Speaking at a parliamentary hearing focussed on a deadly 2013 supermarket roof cave-in, 84-year-old Cardinal Janis Francis Pujats embarked on an off-topic rant after suggesting "vanishing morals" were the root cause of the disaster rather than architectural or engineering failures.
"There aren't just technical causes for the misfortune," Pujats said.
"This may be a harsh thing to say, but even (Nazi German dictator Adolf) Hitler and (Soviet dictator Joseph) Stalin didn't dare raise pederasty to the level of state policy," he added, referring to the criminalisation of homosexuality by both totalitarian dictators.
"The EU has launched an internal crusade against the Christian faith."
The attack comes just a month before Riga plays host to Europe's largest gay pride festival, Europride, to be held June 15-21.

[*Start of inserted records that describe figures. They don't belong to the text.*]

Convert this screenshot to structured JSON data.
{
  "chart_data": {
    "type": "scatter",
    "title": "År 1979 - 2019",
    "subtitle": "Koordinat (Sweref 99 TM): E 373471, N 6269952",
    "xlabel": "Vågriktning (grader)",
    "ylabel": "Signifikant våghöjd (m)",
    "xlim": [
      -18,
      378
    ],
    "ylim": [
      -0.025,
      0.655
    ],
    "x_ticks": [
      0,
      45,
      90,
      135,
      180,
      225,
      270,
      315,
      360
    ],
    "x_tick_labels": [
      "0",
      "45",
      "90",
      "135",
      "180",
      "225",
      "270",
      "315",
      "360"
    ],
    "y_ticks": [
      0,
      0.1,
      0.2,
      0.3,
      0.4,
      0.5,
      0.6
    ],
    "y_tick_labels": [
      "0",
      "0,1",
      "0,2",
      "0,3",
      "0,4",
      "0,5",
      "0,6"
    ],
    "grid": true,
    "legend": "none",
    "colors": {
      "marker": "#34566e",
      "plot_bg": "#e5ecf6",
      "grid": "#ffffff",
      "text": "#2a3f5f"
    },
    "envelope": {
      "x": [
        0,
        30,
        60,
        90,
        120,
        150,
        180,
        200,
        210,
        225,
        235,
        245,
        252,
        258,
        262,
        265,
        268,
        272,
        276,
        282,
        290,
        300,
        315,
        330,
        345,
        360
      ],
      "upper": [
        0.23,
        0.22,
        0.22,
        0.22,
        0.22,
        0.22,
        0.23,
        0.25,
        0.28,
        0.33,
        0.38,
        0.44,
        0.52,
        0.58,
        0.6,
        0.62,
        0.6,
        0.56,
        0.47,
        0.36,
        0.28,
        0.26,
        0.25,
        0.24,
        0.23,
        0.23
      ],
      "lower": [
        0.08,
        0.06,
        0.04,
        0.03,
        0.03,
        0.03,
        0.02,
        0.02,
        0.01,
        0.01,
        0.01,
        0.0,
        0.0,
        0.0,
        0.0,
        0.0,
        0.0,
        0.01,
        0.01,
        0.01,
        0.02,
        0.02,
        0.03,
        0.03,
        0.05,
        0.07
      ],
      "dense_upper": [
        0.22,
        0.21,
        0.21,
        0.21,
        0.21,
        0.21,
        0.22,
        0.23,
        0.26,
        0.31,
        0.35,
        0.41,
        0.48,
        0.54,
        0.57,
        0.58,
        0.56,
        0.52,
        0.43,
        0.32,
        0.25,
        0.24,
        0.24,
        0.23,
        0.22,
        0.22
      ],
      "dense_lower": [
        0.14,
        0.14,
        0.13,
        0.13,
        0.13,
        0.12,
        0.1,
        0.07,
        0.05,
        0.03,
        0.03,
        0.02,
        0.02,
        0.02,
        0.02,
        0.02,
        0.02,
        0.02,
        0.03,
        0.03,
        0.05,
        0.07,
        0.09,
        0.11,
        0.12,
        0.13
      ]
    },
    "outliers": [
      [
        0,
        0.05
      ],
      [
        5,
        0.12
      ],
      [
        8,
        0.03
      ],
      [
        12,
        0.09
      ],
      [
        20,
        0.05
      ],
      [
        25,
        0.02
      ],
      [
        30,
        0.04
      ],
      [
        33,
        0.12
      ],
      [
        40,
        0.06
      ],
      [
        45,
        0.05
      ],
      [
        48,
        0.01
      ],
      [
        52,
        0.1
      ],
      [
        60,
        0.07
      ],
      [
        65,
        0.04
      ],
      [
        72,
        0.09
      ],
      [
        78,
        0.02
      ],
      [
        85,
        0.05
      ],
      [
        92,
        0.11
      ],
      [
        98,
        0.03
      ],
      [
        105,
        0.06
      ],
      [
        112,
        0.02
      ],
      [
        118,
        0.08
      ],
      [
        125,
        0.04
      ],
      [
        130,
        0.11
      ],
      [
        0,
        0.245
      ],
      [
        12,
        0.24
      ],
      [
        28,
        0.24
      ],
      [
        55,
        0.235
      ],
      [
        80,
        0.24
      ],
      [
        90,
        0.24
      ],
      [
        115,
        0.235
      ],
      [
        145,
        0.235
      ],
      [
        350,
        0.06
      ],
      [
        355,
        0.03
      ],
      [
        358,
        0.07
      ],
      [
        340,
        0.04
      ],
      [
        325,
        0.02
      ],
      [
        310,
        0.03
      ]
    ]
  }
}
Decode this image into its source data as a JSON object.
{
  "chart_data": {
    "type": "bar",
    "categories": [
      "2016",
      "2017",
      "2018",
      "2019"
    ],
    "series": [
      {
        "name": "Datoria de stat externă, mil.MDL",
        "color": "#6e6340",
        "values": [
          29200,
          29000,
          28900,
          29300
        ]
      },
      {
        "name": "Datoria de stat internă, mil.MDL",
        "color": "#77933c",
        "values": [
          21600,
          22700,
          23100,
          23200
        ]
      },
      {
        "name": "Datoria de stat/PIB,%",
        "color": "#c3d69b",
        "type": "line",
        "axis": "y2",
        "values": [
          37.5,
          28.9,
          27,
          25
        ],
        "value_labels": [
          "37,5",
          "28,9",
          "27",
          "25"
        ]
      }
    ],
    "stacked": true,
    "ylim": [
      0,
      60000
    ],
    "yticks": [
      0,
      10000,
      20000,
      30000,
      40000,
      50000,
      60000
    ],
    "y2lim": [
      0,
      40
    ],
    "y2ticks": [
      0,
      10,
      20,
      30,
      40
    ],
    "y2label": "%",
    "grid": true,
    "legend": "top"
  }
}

The Latvian capital also hosted several anti-homophobia events on June 17 to mark the International Day against Homophobia.
"On one hand we can laugh it off because it's a ridiculous statement, but on the other hand this sort of person does influence society's opinion so I think he should be more considerate," Kristine Garina, head of the Riga-based LGBT rights group Mozaika told AFP.
Attitudes to homosexuality remain conservative in Latvia though Foreign Minister Edgars Rinkevics earned widespread praise in 2014 when he came out as gay.